北海道運輸交通審議会(会長=吉見宏・北海道大学大学院経済学研究院教授)が1月10日、ホテルポールスター札幌で開催された。
北海道の運輸交通施策の総合的な促進を図るために設置された北海道知事の諮問機関で、運輸事業者、労働組合、利用者団体、地方自治体、経済団体、学識経験者などから選任された委員15人で構成、物流業界からは北ト協の野村佳史理事(丸日日諸産業)、北海道船主協会連合会の忠地宣忠会長(三井商船フェリー)らが委員として出席、JR貨物北海道支社の柏井省吾支社長が参与として出席した。
「北海道交通政策総合指針の重点戦略」「北海道航空ネットワークビジョン」に係るこの2年間の主要な動きについて報告があったほか、北海道が示した「持続的な鉄道網の確立に向けた基本的な考え方」の案などについて議論した。

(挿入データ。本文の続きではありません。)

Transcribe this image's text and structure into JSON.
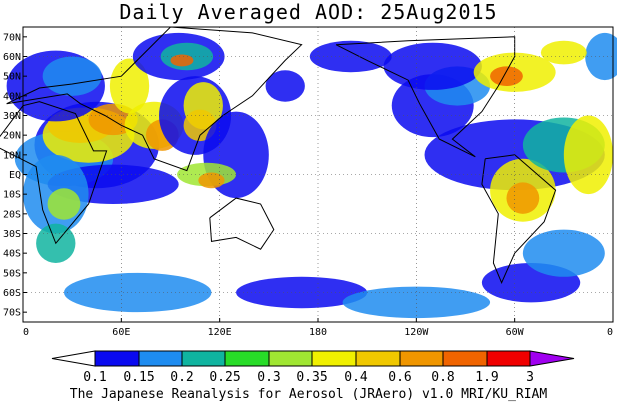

「持続的な鉄道網の確立に向けた基本的な考え方」では、「国鉄改革の際に定められた線路使用料のスキームは、線路を維持する人員の人件費や青函トンネル区間の三線軌条の維持管理にかかるコストなどが対象外となっているなど、貨物輸送によって生じていると考えられるコストを回収しきれない状況」としたほか、「本道においては、貨物列車の走行割合が他地域に比べて高い」「経営基盤の脆弱なJR北海道においては、貨物列車の運行に必要な設備投資や修繕費が大きな負担となっている」とし、「荷主等への影響にも十分配慮しながら、適切な支援方策を検討し、JR北海道の負担軽減を図る」と示した。
また、青函トンネルについて「全国各地への農産物等の輸送などを担う重要な国家的社会基盤」であり、「レールなどの取替資産の更新等については、JR北海道が負担することとなっており、経営上大きな負担」のため、「全国的な交通・物流ネットワーク構築の観点から、コスト負担の見直し」を検討するよう示した。
JR貨物の柏井支社長は「貨物は旅客と同じ鉄路を使って輸送し、『道民の生活を支える』『北海道からの食料供給を担う』という役割があり、この理解も進んでいる。将来のあり方について、襟を正して頑張っていく所存」と話した。
吉見会長は「道がまとめた鉄道網維持に関する案について議論を行ったが、地域がどのように鉄道ネットワークの維持に関わっていくのか、今後さらに考えなければならない。ドライバー不足が深刻化する中、北海道のあるべき交通網を考えるタイミングに来ている。既存の制度の中だけではなく、地域交通の維持について、北海道が新しいモデルをつくっていくことも重要。説得力のある形とし、今後、オール北海道で努力していくことが求められる」と述べた。